Auto-detection is type-driven, like @KeyIndex: declaring the annotations makes every List<Pos> compact via the dynamic API (there is no per-call opt-out). A @KeyIndex type keeps its keyed layout — that check wins.

This is the dynamic API only — a nested List<T> field inside a bound POJO stays rich. Both this and @KeyIndex intercept the same dynamic collection path; a nested-field form is not covered yet.

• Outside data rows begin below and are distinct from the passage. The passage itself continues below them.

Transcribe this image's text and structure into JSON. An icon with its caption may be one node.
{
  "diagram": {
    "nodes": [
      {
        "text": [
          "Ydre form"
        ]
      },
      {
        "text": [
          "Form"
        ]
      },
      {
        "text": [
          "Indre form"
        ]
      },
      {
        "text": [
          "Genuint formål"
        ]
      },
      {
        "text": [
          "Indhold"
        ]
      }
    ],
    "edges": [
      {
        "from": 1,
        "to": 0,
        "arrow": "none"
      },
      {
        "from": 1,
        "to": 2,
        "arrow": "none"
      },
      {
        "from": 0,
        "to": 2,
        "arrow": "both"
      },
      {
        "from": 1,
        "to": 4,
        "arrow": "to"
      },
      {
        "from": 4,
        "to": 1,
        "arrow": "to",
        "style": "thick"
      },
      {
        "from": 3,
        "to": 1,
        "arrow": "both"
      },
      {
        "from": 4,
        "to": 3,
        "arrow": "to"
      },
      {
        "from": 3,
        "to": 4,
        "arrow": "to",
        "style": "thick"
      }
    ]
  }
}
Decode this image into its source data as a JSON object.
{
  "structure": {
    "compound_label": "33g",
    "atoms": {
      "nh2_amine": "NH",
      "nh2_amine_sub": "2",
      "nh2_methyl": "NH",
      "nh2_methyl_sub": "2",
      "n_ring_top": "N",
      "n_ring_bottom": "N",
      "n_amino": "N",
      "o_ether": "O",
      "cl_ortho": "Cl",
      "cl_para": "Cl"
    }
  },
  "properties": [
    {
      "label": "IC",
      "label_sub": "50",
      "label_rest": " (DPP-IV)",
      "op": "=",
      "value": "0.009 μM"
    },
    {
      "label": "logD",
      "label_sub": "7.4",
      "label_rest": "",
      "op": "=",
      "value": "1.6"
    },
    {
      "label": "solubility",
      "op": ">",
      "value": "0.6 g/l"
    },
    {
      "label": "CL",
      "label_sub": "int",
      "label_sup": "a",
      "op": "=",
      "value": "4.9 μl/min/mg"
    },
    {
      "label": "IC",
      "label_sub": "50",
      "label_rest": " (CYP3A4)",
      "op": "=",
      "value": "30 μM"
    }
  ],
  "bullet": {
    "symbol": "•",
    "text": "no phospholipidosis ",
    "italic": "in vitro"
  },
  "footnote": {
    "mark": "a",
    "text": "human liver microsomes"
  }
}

A type you cannot annotate — a resolver

For a type you can't add the annotations to, attach a CompactElementResolver to the codec (every jackson codec has the constructor):

CompactElementResolver resolver = type ->
        type == Pos.class ? new PosCompactCodec() : null;   // CompactElementCodec<Pos>: encode(Pos)->String, decode(String)->Pos
Config cfg = Config.open(path, new YamlCodec(mapper, resolver));

Both types live in br.com.finalcraft.everyconfig.selfdescribe. This is a per-codec seam — there is no global registry. EveryConfig ships AnnotationCompactElementResolver (it reads the two annotations); every jackson codec uses it by default and composes your resolver ahead of it.